From: Healthy Starts Here!
This is my go-to summer salad. I first shared this recipe on my blog The Healthy Plate at Yahoo! Canada, three summers ago and it has been circumnavigating the web ever since.
This salad is huge, it’s enormous, and it’s loaded with heart healthy ingredients. Feel virtuous while eating. Feel free to double, triple, quadruple, and what the heck, serve some red wine and have a salad party.
3 cups (750 mL) baby arugula
1 artichoke heart, canned, sliced finely – not one can! Just one from a can – you can use the marinated ones that come in a glass jar but they need to be well drained before you use them.
½ cup (125 mL) fresh or frozen thawed peas
3 Kalamata olives, pitted and chopped
1 tsp (5 mL) capers, drained and rinsed
3 oz. (75 g) skipjack tuna packed in oil and well drained OR leftover grilled chicken
2 tbsp (30 mL) chopped fresh parsley
2 tbsp (30 mL) chopped fresh basil
1 tbsp (15 mL) chopped fresh oregano
1 green onion, sliced finely
2 tsp (10 mL) cold pressed canola oil or regular canola oil, your choice OR use a canola oil spritzer – see below
2 tbsp (30 mL) vinegar, high end balsamic or white wine
Cracked black pepper to taste
- Place arugula in a clean sink of cold water. Swish well to make sure there isn’t any sand or dirt clinging to it. Place in a salad spinner and spin or pat dry. Chop into bite sized pieces or leave as is, your choice. Place on a really large plate.
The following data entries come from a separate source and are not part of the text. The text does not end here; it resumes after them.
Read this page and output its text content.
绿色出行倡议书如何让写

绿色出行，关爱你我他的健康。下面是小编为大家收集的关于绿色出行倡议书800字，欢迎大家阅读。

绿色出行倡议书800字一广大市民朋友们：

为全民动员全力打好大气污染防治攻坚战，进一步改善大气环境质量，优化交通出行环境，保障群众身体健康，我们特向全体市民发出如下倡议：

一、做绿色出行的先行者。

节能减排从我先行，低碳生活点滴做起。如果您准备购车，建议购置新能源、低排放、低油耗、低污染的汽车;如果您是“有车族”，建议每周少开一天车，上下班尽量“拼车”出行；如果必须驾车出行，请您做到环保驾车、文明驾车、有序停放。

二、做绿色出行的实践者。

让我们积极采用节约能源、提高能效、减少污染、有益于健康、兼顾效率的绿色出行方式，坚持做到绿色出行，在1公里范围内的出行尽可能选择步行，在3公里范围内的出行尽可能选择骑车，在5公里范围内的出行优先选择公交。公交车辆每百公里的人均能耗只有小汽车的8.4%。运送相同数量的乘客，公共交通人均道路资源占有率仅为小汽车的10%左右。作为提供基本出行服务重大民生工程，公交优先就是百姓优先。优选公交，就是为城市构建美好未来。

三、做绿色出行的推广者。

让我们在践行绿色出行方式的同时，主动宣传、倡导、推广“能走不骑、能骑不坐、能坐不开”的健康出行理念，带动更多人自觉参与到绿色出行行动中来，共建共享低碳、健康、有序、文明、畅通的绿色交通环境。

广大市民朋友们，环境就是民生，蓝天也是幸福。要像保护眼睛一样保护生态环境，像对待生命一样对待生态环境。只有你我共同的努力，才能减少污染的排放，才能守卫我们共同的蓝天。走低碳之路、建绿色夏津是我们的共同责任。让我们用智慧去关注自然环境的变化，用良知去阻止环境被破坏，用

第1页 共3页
- Move your way down the ingredient list. Top arugula with artichokes and peas.
- Sprinkle on olives and capers.
- Break up drained tuna, if using, and distribute evenly on top.
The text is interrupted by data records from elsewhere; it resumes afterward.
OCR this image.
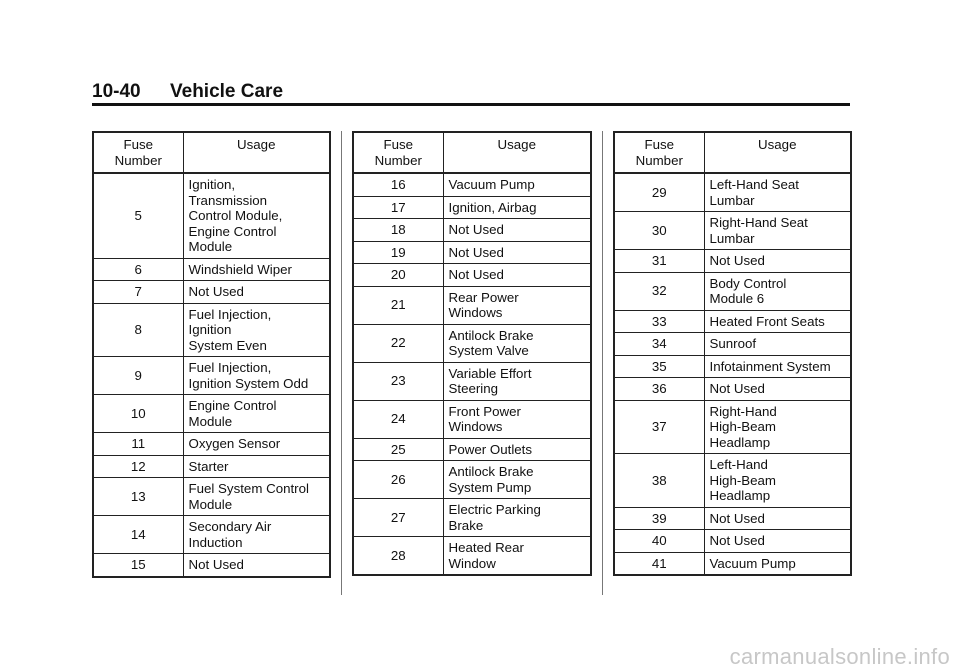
10-40 Vehicle Care
Fuse
Number	Usage
5	Ignition,
Transmission
Control Module,
Engine Control
Module
6	Windshield Wiper
7	Not Used
8	Fuel Injection,
Ignition
System Even
9	Fuel Injection,
Ignition System Odd
10	Engine Control
Module
11	Oxygen Sensor
12	Starter
13	Fuel System Control
Module
14	Secondary Air
Induction
15	Not Used
Fuse
Number	Usage
16	Vacuum Pump
17	Ignition, Airbag
18	Not Used
19	Not Used
20	Not Used
21	Rear Power
Windows
22	Antilock Brake
System Valve
23	Variable Effort
Steering
24	Front Power
Windows
25	Power Outlets
26	Antilock Brake
System Pump
27	Electric Parking
Brake
28	Heated Rear
Window
Fuse
Number	Usage
29	Left-Hand Seat
Lumbar
30	Right-Hand Seat
Lumbar
31	Not Used
32	Body Control
Module 6
33	Heated Front Seats
34	Sunroof
35	Infotainment System
36	Not Used
37	Right-Hand
High-Beam
Headlamp
38	Left-Hand
High-Beam
Headlamp
39	Not Used
40	Not Used
41	Vacuum Pump
carmanualsonline.info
- Sprinkle with parsley, basil, oregano, and green onion.
- Drizzle with oil. Sprinkle with vinegar. Sprinkle with cracked black pepper and voilá dinner is ready.
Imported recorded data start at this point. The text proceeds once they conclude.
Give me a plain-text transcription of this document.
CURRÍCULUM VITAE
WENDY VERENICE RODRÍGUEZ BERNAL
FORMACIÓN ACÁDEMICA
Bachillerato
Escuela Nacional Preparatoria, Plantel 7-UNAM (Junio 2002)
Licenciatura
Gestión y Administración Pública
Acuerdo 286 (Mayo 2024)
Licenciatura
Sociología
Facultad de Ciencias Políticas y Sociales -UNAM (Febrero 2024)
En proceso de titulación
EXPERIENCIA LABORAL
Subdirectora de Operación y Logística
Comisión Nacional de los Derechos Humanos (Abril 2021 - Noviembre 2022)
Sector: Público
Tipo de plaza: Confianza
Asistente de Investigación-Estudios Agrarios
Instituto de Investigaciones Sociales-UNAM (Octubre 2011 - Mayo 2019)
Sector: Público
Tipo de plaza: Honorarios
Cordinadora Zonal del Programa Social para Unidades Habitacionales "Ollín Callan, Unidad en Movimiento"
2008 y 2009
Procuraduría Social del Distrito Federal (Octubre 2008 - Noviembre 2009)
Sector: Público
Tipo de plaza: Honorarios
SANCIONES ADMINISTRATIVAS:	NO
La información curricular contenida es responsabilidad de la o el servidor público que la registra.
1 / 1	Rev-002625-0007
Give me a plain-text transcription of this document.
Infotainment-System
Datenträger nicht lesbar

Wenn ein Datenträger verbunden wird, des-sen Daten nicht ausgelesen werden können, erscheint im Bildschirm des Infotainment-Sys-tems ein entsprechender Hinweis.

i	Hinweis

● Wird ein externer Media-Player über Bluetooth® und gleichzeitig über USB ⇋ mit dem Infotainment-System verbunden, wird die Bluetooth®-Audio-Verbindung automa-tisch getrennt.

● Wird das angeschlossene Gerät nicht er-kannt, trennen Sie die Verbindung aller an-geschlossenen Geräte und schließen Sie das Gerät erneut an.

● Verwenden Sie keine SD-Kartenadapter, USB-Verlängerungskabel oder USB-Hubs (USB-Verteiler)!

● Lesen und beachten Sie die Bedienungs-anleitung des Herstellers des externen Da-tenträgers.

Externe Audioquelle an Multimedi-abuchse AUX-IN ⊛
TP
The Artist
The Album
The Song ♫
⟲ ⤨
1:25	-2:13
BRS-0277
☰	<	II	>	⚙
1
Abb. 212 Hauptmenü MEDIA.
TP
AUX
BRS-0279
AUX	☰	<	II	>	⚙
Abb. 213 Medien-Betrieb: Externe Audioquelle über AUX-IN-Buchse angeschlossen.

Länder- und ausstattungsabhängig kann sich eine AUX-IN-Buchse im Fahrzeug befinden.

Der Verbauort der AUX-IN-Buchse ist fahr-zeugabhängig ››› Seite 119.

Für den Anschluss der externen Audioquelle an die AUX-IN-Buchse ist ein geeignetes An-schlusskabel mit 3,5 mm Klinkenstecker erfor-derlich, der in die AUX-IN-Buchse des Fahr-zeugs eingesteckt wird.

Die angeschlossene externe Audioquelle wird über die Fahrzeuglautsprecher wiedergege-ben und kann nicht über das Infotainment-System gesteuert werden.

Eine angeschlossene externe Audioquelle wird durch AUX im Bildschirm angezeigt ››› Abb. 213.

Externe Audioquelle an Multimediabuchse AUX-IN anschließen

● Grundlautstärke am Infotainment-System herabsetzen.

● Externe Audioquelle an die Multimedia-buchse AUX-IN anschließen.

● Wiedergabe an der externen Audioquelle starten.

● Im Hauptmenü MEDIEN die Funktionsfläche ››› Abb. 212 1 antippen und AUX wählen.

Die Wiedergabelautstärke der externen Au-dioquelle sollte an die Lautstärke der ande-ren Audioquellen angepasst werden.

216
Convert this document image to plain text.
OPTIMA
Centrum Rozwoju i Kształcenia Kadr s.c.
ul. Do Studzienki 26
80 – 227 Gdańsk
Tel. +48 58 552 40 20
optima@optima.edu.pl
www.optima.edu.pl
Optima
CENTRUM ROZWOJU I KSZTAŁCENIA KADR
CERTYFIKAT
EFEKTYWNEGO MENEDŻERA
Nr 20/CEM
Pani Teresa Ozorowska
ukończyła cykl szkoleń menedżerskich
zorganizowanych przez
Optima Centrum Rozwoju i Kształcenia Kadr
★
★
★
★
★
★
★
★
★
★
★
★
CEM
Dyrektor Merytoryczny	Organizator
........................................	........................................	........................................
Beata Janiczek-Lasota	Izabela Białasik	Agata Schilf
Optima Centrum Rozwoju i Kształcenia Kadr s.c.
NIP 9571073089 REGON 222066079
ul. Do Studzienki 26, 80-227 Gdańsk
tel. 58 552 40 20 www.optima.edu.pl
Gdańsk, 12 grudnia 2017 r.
Makes a really huge salad to serve one.
One serving contains:
233 Calories, 12.3 g Total fat, 1.1 g Sat Fat, 0 g Trans Fat, 373 mg Sodium, 20.6 g Carbs, 9 g Fiber, 6.5 g Sugars, 8 g Protein
Diabetes Food Choice Values Per Serving: 1 Carbohydrate, 1Meat and Alternative, 2 Fats
If you make the salad with the tuna, the salad contains 2 ½ oz (75 g) protein which is one serving from the Meat and Alternatives from Canada’s Food Guide. If you aren’t going to use the tuna substitute with 2 ½ oz (75 g) of cooked chicken or salmon or ¾ cup (185 mL) canned, drained and rinsed chickpeas, to keep this a complete protein meal.